Değişimin cazibesine kapılmamız, aslında bizi, farkında olmadığımız bir hayal kırıklığı riskinin de kıyısına taşımış olur. Şöyle ki; kendimizi geliştirmek için verdiğimiz karar, “öz-kontrol” algımızı, yani “kontrolün bizde olduğu algısını” yükseltir. Eğer verdiğimiz değişim kararlarını, psikolojik yapımız veya yeteneklerimiz açısından hayata geçirmeye elverişli olmadığımız halde, sırf değişimin cazibesine kapıldığımız için vermişsek, yanlış bir özgüven duygusu içine gireriz. Bu yanlış özgüven de bizi “yanlış umut sendromu” (the false-hope syndrome) denilen bir durumla karşı karşıya getirir. Gerçekçi olmayan beklentilerden dolayı ortaya çıkan yanlış umut sendromunun sonucu ise, ne yazık ki, değişmeyi umut ettiğimiz konularla ilgili üzücü bir hayal kırıklığıdır.
***
Birçok sözde “kişisel gelişim” kitabı insanları, yanlış umut sendromuna götürecek şekilde istismar eder. Bu kitaplar, insanlara, çaba sarf etmeden ve hızlı bir şekilde değişim vaat ederler. Araştırmalar da gösteriyor ki; insanlar kendi değişimlerini istedikleri yönde sonuçlandırma olasılıklarını abartmaya, fakat diğer insanların aynı konularda değişebilme olasılıklarına inanmamaya eğilimlidir. Araştırmaların bir diğer bulgusu ise, değişmeye çalışan insanların, geçmişte yaptıkları değişim girişimleriyle ilgili elde ettikleri başarıları, başarısız oldukları girişimlere nazaran daha fazla hatırlamaya yatkın olduklarıdır. Bu faktörlerin etkisiyle değişim için tekrar denemek oldukça cazip görünmeye başlar. Fakat değişim girişiminin başlangıcına eşlik eden iyimserlik, değişimin zorlukları yaşanmaya başladıkça dağılmaya başlar.
***
Peki, ne yapılmalı? İyimser ve umutlu olmak yanlış mıdır? Değişmeye çalışmak boş bir çaba mıdır? Tabii ki hayır! Yine de yanlış umut sendromuna düşmememiz için dikkat etmemiz gereken hususlar var:
1 Daha önceki başarısızlıklarımızı unutmamalı, onlardan ders çıkarmalı ve çok kısa sürede sonuç beklememeliyiz.

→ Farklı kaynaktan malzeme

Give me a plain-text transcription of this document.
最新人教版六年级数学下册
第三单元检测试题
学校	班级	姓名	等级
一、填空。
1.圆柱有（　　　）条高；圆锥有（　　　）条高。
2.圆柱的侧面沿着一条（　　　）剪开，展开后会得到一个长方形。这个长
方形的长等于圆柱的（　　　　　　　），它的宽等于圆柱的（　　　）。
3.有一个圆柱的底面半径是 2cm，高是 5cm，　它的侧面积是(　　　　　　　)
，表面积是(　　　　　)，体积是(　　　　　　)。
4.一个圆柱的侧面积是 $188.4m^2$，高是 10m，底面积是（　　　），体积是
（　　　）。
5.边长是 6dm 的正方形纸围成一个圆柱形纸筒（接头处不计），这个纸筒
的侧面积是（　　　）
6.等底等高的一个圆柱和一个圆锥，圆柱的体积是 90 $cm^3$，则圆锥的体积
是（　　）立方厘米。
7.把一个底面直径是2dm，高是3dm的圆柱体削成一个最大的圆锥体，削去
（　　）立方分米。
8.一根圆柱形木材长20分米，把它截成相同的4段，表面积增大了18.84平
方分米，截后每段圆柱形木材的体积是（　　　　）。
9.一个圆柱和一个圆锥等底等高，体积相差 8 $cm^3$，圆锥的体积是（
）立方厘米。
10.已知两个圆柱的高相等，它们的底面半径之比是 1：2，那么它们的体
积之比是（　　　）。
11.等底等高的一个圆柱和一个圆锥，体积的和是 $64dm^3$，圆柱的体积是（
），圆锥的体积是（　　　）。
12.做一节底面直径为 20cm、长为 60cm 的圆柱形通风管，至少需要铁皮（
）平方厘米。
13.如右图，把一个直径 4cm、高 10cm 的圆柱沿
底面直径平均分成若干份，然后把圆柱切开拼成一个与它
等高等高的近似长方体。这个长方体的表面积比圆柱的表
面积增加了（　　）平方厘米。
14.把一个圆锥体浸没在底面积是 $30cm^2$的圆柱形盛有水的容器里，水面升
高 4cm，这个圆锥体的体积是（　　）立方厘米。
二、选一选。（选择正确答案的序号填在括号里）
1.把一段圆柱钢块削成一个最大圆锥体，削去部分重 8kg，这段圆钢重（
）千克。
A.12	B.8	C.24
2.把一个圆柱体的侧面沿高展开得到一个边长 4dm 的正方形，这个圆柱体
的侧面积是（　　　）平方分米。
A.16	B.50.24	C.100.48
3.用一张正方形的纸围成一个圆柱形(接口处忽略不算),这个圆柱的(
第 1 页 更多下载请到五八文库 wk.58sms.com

2 Kendimizi kandırmamalı ve değişim için aynı yöntemleri tekrar tekrar kullanmak yerine daha farklı bakış açıları geliştirmeye çalışmalıyız.
3 Ulaşılması zor ve gerçekçi olmayan hedefler koyarak bunlara büyük umutlar beslemekten kaçınmalıyız.
4 Herkes değişebilir ve gelişebilir, ancak ilk değiştirmemiz gereken şey değişime olan bakış açımızdır.
5 Umut etmekten korkmayın ama aynı hataları yapmaktan korkun.
Yeni yılda daha güzel bir dünyaya dair dilediğimiz dileklerimizin gerçekleşmesi için belki başkalarını değiştiremeyiz ama kendimizle ilgili gerçekçi beklentilere dayanan değişimler gerçekleştirip özlediğimiz dünyanın oluşumuna katkıda bulunabiliriz. Hepinize yaşadıklarınızdan öğrendiklerinizin ışığında değişim çaba ve umutlarınızın birer birer gerçekleştiği bir yıl diliyorum. Mutlu yıllar!
Uzman Psikolog Nazım Serin
Kaynak : Polivy, J., & Herman, C. P. (2000). The false-hope syndrome: Unfulfilled expectations of self-change. Current Directions in Psychological Science, 9(4), 128-131.